Good method. Smaller noun. The 38% loss is on triggered queries; do not round it up to “publisher traffic fell 38%.”
This is the receipt I wanted after all the scary AI-search percentages: random assignment, pre-registration, a real browsing environment, and a named sample. That is a better instrument than before/after traffic anecdotes.
The caveat is the unit. The sample is active desktop Chrome users recruited from Prolific, the treatment is queries where AI Overviews appeared, and the outcome is outbound organic clicks per search. It is not mobile behavior, publisher revenue, subscriber conversion, or absolute newsroom session loss.
A 34% search drop is not the same thing as an AI-referral replacement.
Chartbeat's 2026 traffic report says search is down 34% across billions of pageviews on 4,000+ sites in 70 countries. Nieman Lab's read adds the missing base: AI sources still account for less than 1% of publisher pageviews.
So yes, search is bleeding. No, ChatGPT is not the tourniquet. A 200% growth rate from a tiny referral base is still tiny until the pageview share says otherwise.
The useful denominator is the dashboard unit: publisher pageviews, not query volume, not chatbot usage, not year-over-year multiplier.

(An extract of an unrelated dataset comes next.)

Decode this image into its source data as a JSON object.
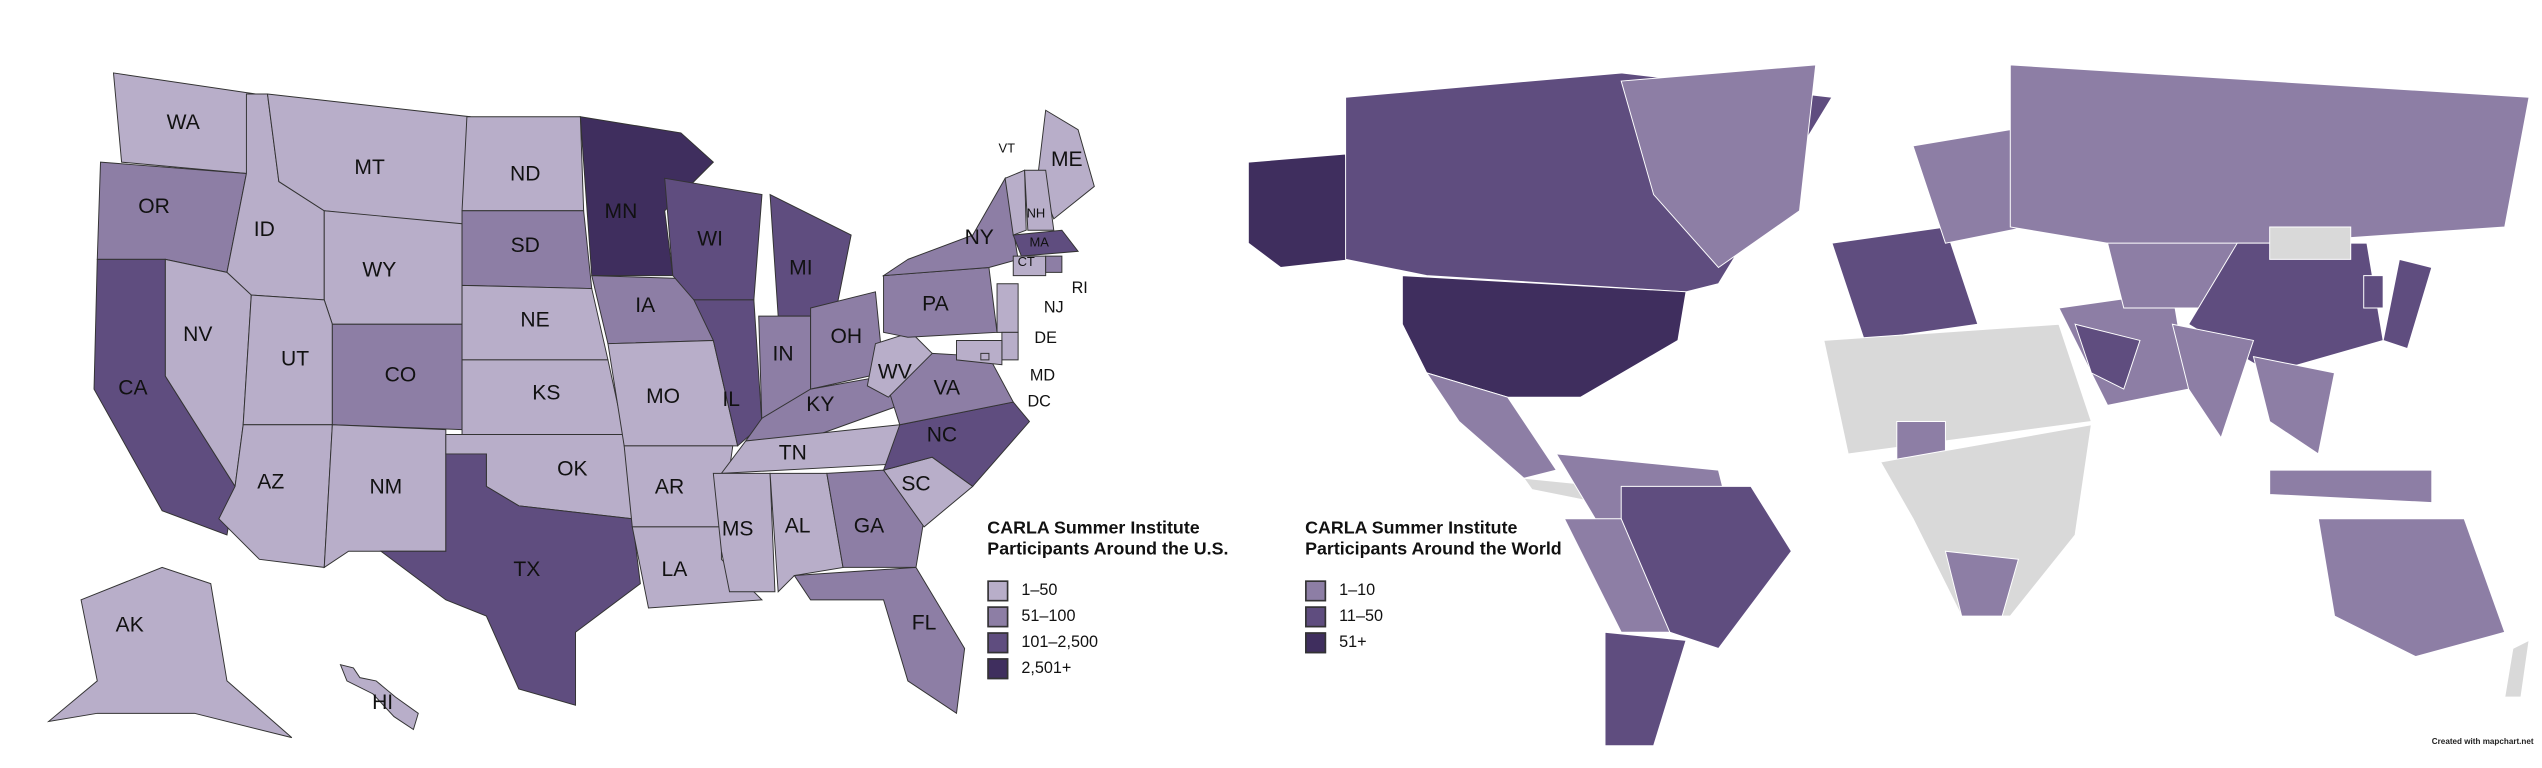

Chartbeat's landing page gives the scale of the underlying report: billions of pageviews, 4,000+ sites, 70 countries, and search down 34%. Nieman Lab quotes the report's AI-referral finding: AI platforms are still under 1% of publisher pageviews; its own site was 0.7% over the last year.
That makes this a replacement-math problem. A lost search visit and a new AI referral have to meet in the same denominator before anyone calls the gap filled.
Similarweb's scary pair is the whole measurement problem in two lines: ChatGPT news queries up 212%; ChatGPT referrals to publishers up 25x.
Huge numerator growth. Tiny starting base implied.
A 25x referral jump does not rescue a 26% organic-search drop unless you show the actual sessions on both sides. Multipliers without bases are confetti.